Des millions de déplacés 

Lundi soir, un haut responsable américain précisait cependant qu’« il ne s’agit pas d’un retrait de Syrie » mais d’un redéploiement de quelques dizaines de forces spéciales vers d’autres bases à l’intérieur du pays. Plus tôt dans la journée, les forces américaines en observation le long de la frontière entre la Syrie et la Turquie avaient déjà commencé à se retirer de deux villes frontières, Tel Abiad et Ras al-Ayn (Seri Kanie, en kurde). Outre la dimension morale de cette décision, qui revient à abandonner en rase campagne et sans garanties les combattants kurdes qui ont permis la victoire contre l’État islamique en Syrie, et ont perdu dans ces batailles près de 10 000 des leurs, ses conséquences stratégiques sont potentiellement dévastatrices pour les États-Unis et leurs alliés.

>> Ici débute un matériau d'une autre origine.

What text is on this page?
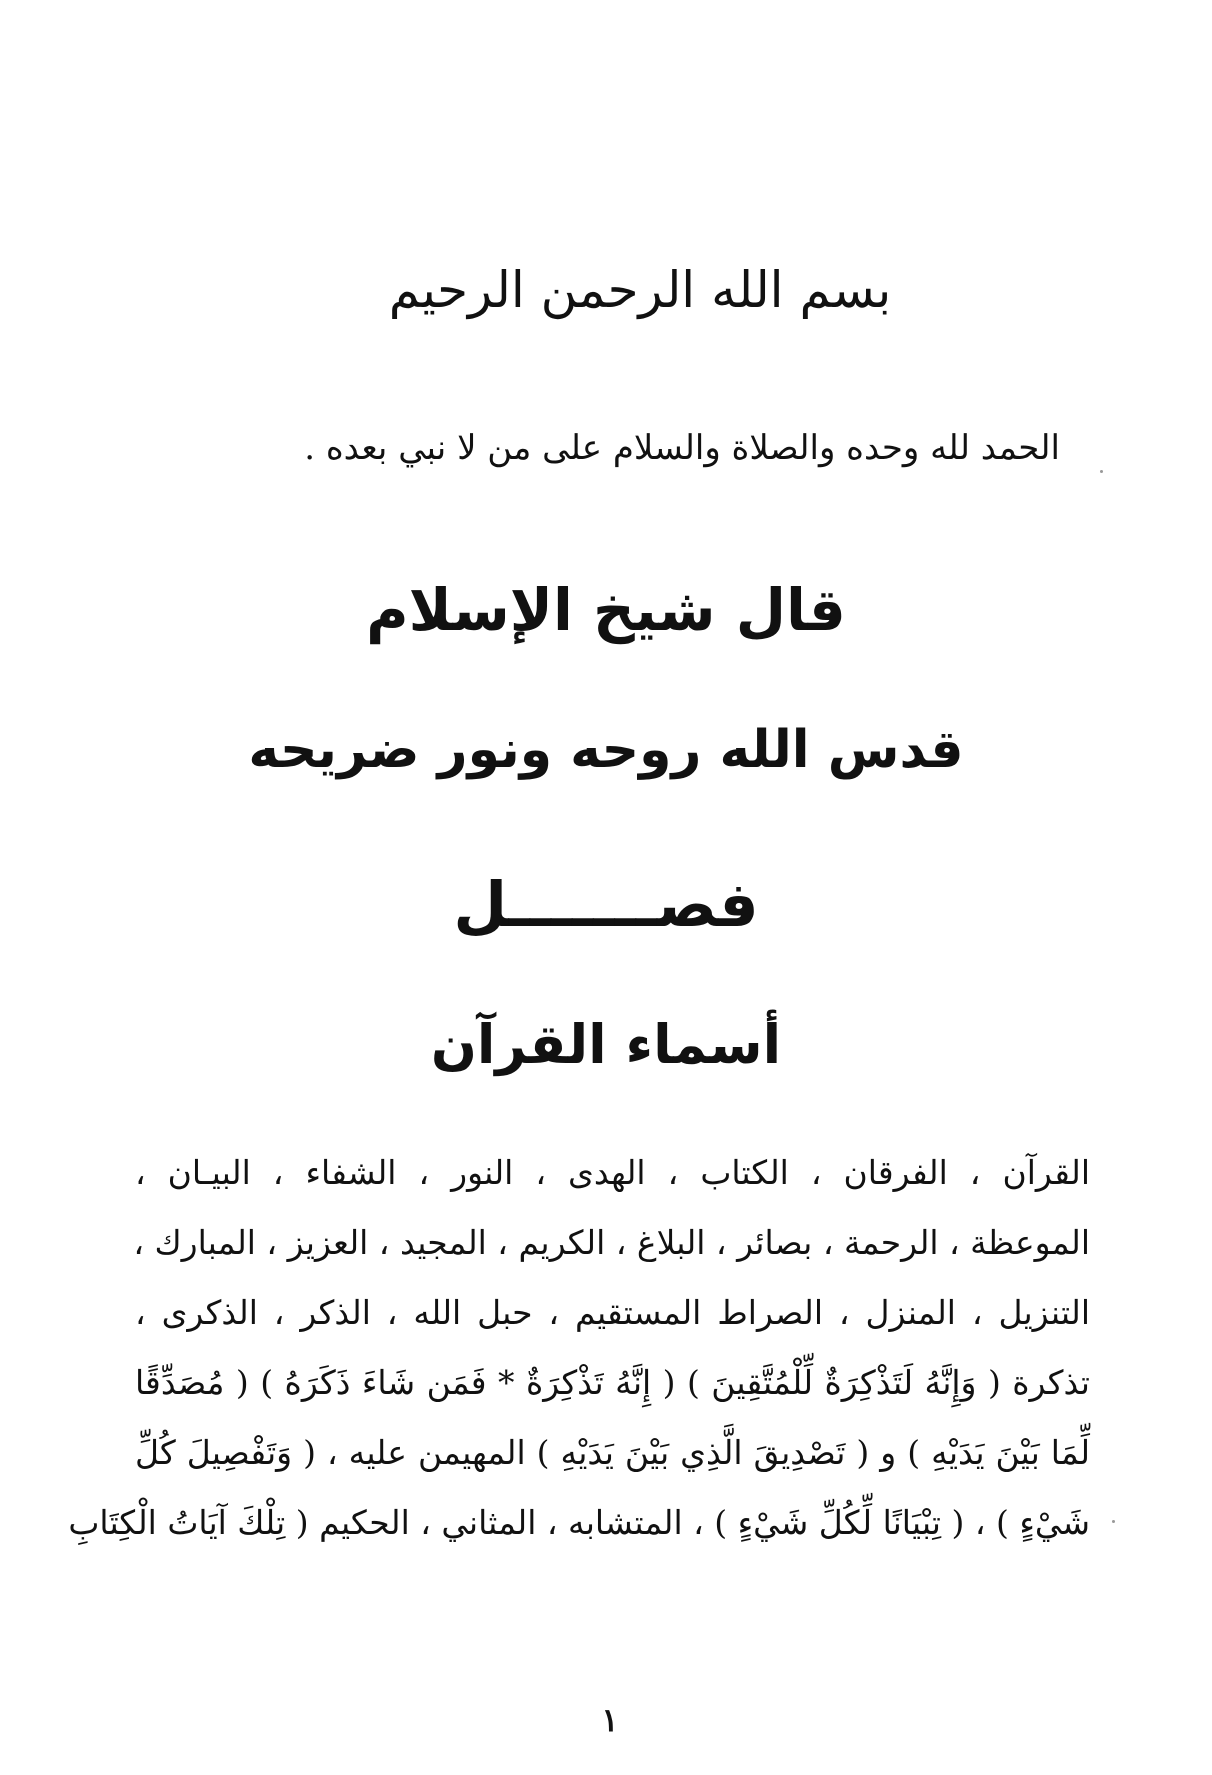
بسم الله الرحمن الرحيم
الحمد لله وحده والصلاة والسلام على من لا نبي بعده .
قال شيخ الإسلام
قدس الله روحه ونور ضريحه
فصـــــــل
أسماء القرآن
القرآن ، الفرقان ، الكتاب ، الهدى ، النور ، الشفاء ، البيـان ،
الموعظة ، الرحمة ، بصائر ، البلاغ ، الكريم ، المجيد ، العزيز ، المبارك ،
التنزيل ، المنزل ، الصراط المستقيم ، حبل الله ، الذكر ، الذكرى ،
تذكرة ( وَإِنَّهُ لَتَذْكِرَةٌ لِّلْمُتَّقِينَ ) ( إِنَّهُ تَذْكِرَةٌ * فَمَن شَاءَ ذَكَرَهُ ) ( مُصَدِّقًا
لِّمَا بَيْنَ يَدَيْهِ ) و ( تَصْدِيقَ الَّذِي بَيْنَ يَدَيْهِ ) المهيمن عليه ، ( وَتَفْصِيلَ كُلِّ
شَيْءٍ ) ، ( تِبْيَانًا لِّكُلِّ شَيْءٍ ) ، المتشابه ، المثاني ، الحكيم ( تِلْكَ آيَاتُ الْكِتَابِ
١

Une offensive turque risque de voir les YPG, les milices kurdes syriennes qui empêchaient jusqu’alors la résurgence de l’EI entre Raqqa et Deir Ezzor, se retirer de la vallée de l’Euphrate pour se porter vers le nord, et laisser ces zones à la merci d’un retour des djihadistes. La défaite probable des Kurdes face aux Turcs risque aussi de provoquer un exode des populations civiles et de voir le retour dans la région des djihadistes alliés à Ankara. L’idée fréquemment avancée par Erdogan consisterait à transférer les millions de déplacés syriens qui s’entassent sous le contrôle d’al-Qaida dans la région d’Idlib vers les zones kurdes de Syrie, où ils serviraient de cordon sécuritaire à la Turquie le long de la frontière.

La fin du soutien américain aux Kurdes offre aussi potentiellement à la Syrie de Bachar el-Assad l’occasion de reprendre le contrôle de la partie orientale de son territoire.

Pour les Occidentaux, la menace d’une invasion turque du Rojava est liée au sort des dizaines de milliers de djihadistes et de leurs familles, actuellement prisonniers des Kurdes, qui passeraient sous le contrôle de la Turquie ou profiteraient de l’occasion pour s’évader. « Le gouvernement des États-Unis a pressé la France, l’Allemagne et d’autres pays européens d’où sont originaires de nombreux combattants de l’État islamique, de reprendre leurs ressortissants, mais ils ne veulent pas d’eux et ont refusé, a dit le communiqué américain. Les États-Unis ne veulent pas les garder pour de nombreuses années aux frais pour le contribuable américain. La Turquie sera dorénavant responsable de tous les combattants de l’État islamique capturés dans la zone pendant les deux dernières années. »

Mise en garde américaine 

En décembre 2018, Trump avait déjà annoncé le retrait des forces spéciales américaines du nord de la Syrie, provoquant la même stupeur, et ce jusqu’au Pentagone. En complet désaccord avec cette décision, le général James Mattis, secrétaire d’État à la Défense, avait remis sa démission. Les militaires avaient finalement réussi à obtenir de maintenir une partie de leurs forces en Syrie.

Le Pentagone a préféré clarifier les choses, et a indiqué clairement à la Turquie qu’il « ne caution(nerait) pas une opération turque dans le nord de la Syrie », mettant en garde Ankara contre les « conséquences déstabilisatrices » que pourrait avoir une telle opération.

La France a aussi annoncé sa préoccupation après cette annonce. « Nous allons être extrêmement attentifs à ce que le désengagement annoncé des États-Unis et une éventuelle offensive de la Turquie ne créent pas de diversion dangereuse de l’objectif que nous poursuivons tous - la lutte contre Daech », a dit Florence Parly, la ministre des Armées.